No entanto, Alana alerta para os cuidados que a população deve ter antes de aderir à renegociação no Desenrola. Segundo ela, o consumidor deve verificar se a parcela cabe no orçamento, conferir o valor total da dívida após os descontos e juros, ler atentamente todas as condições do acordo e evitar assumir novos compromissos financeiros que possam comprometer o pagamento das parcelas.

“É importante também que o consumidor guarde todos os comprovantes da negociação. A nossa orientação que sempre damos é que a renegociação seja uma oportunidade de recuperação da saúde financeira, permitindo ao consumidor retomar o equilíbrio do orçamento e prevenir situações de superendividamento”, reforça.

Acre tem menor índice de inadimplência da Região Norte

Embora o número de famílias com dívidas tenha aumentado, o Acre apresenta um cenário relativamente mais favorável quando se observa a inadimplência. Segundo o Mapa da Inadimplência da Serasa, o estado ocupa a última posição entre os estados da Região Norte no percentual de inadimplentes. Em abril, 47,84% dos acreanos estavam com contas em atraso.

O percentual registrado no estado ficou abaixo da média nacional, que atingiu 50,81%. Em todo o país, ainda segundo o relatório, mais de 83 milhões de pessoas estão inadimplentes, um aumento de 8,75% em comparação com o mesmo período do ano passado.

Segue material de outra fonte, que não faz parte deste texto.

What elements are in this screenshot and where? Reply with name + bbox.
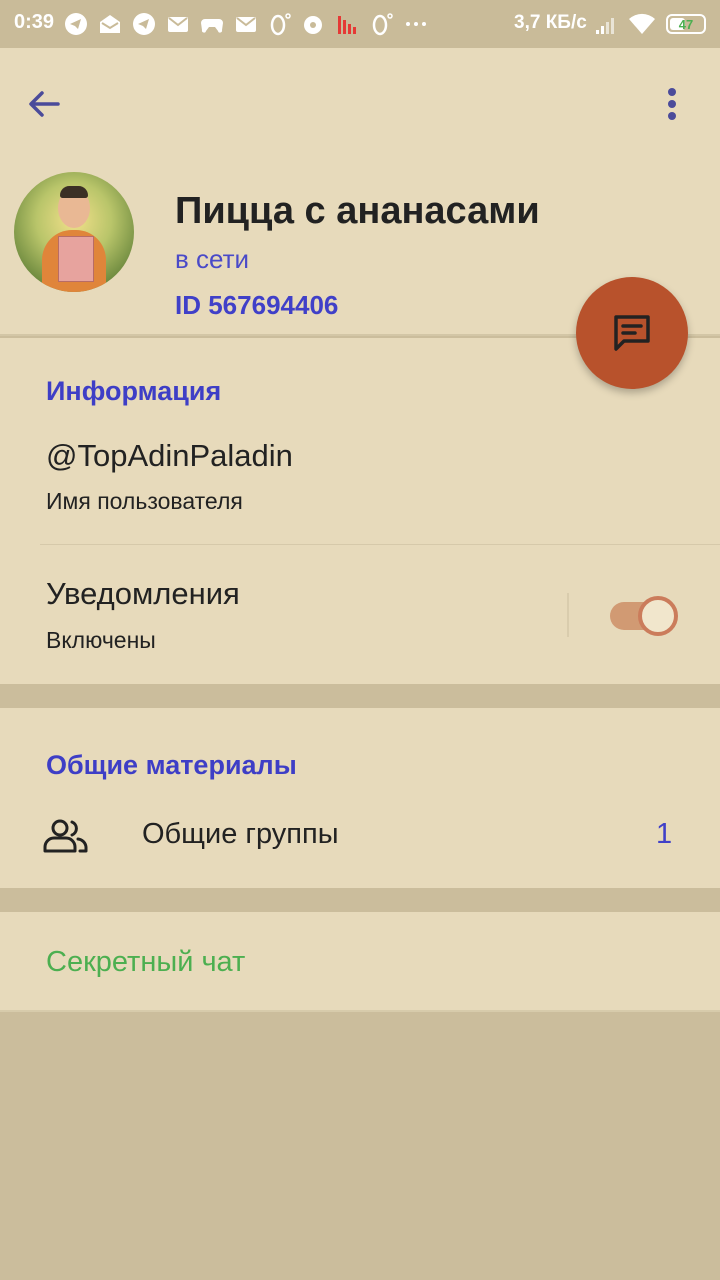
profile-name: Пицца с ананасами bbox=[175, 190, 540, 232]
shared-media-section: Общие материалы Общие группы 1 bbox=[0, 708, 720, 888]
battery-icon: 47 bbox=[666, 14, 706, 34]
telegram-icon bbox=[133, 13, 155, 35]
telegram-icon bbox=[65, 13, 87, 35]
profile-id[interactable]: ID 567694406 bbox=[175, 290, 338, 321]
more-vertical-icon[interactable] bbox=[652, 84, 692, 124]
shared-media-heading: Общие материалы bbox=[46, 750, 297, 780]
info-section: Информация @TopAdinPaladin Имя пользоват… bbox=[0, 338, 720, 684]
network-speed: 3,7 КБ/с bbox=[514, 12, 587, 33]
mail-muted-icon bbox=[236, 17, 256, 32]
notifications-separator bbox=[567, 593, 569, 637]
battery-percent: 47 bbox=[678, 16, 694, 32]
disc-icon bbox=[304, 16, 322, 34]
online-status: в сети bbox=[175, 244, 250, 274]
zero-degree-icon bbox=[372, 13, 393, 36]
avatar-hair bbox=[60, 186, 88, 198]
username-caption: Имя пользователя bbox=[46, 488, 243, 514]
divider bbox=[40, 544, 720, 545]
secret-chat-button[interactable]: Секретный чат bbox=[46, 946, 245, 979]
cell-signal-icon bbox=[596, 18, 614, 34]
signal-bars-icon bbox=[338, 16, 356, 34]
mail-open-icon bbox=[100, 15, 120, 33]
chat-icon bbox=[614, 315, 650, 351]
zero-degree-icon bbox=[270, 13, 291, 36]
mail-muted-icon bbox=[168, 17, 188, 32]
notifications-title[interactable]: Уведомления bbox=[46, 576, 240, 612]
status-bar: 0:39 3,7 КБ/с 47 bbox=[0, 0, 720, 48]
common-groups-row[interactable]: Общие группы 1 bbox=[0, 800, 720, 872]
status-time: 0:39 bbox=[14, 11, 55, 33]
info-heading: Информация bbox=[46, 376, 222, 406]
wifi-icon bbox=[629, 13, 655, 34]
avatar-book bbox=[58, 236, 94, 282]
message-fab[interactable] bbox=[576, 277, 688, 389]
groups-icon bbox=[43, 819, 88, 853]
secret-chat-section: Секретный чат bbox=[0, 912, 720, 1012]
username-value[interactable]: @TopAdinPaladin bbox=[46, 438, 293, 474]
back-arrow-icon[interactable] bbox=[24, 84, 64, 124]
notification-icons bbox=[64, 10, 428, 38]
common-groups-label: Общие группы bbox=[142, 818, 339, 850]
notifications-toggle[interactable] bbox=[610, 596, 678, 636]
more-dots-icon bbox=[406, 22, 426, 26]
gamepad-icon bbox=[201, 19, 223, 33]
avatar[interactable] bbox=[14, 172, 134, 292]
toggle-thumb bbox=[638, 596, 678, 636]
notifications-caption: Включены bbox=[46, 627, 156, 653]
common-groups-count: 1 bbox=[656, 818, 673, 850]
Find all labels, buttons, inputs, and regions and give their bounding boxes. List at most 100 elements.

Na avaliação de Marcos Vinicius, programas de renegociação como o Novo Desenrola costumam reduzir os índices de inadimplência, principalmente no curto prazo, porque facilitam o pagamento de dívidas antigas. No entanto, ele ressalta que a medida, sozinha, não resolve o problema.

“É preciso investir também em educação financeira, para que as pessoas entendam melhor os juros, o uso do crédito e os riscos das apostas online. O objetivo não é culpar quem se endividou, mas ajudar as famílias a sair das dívidas e não voltar para o mesmo problema”, concluiu.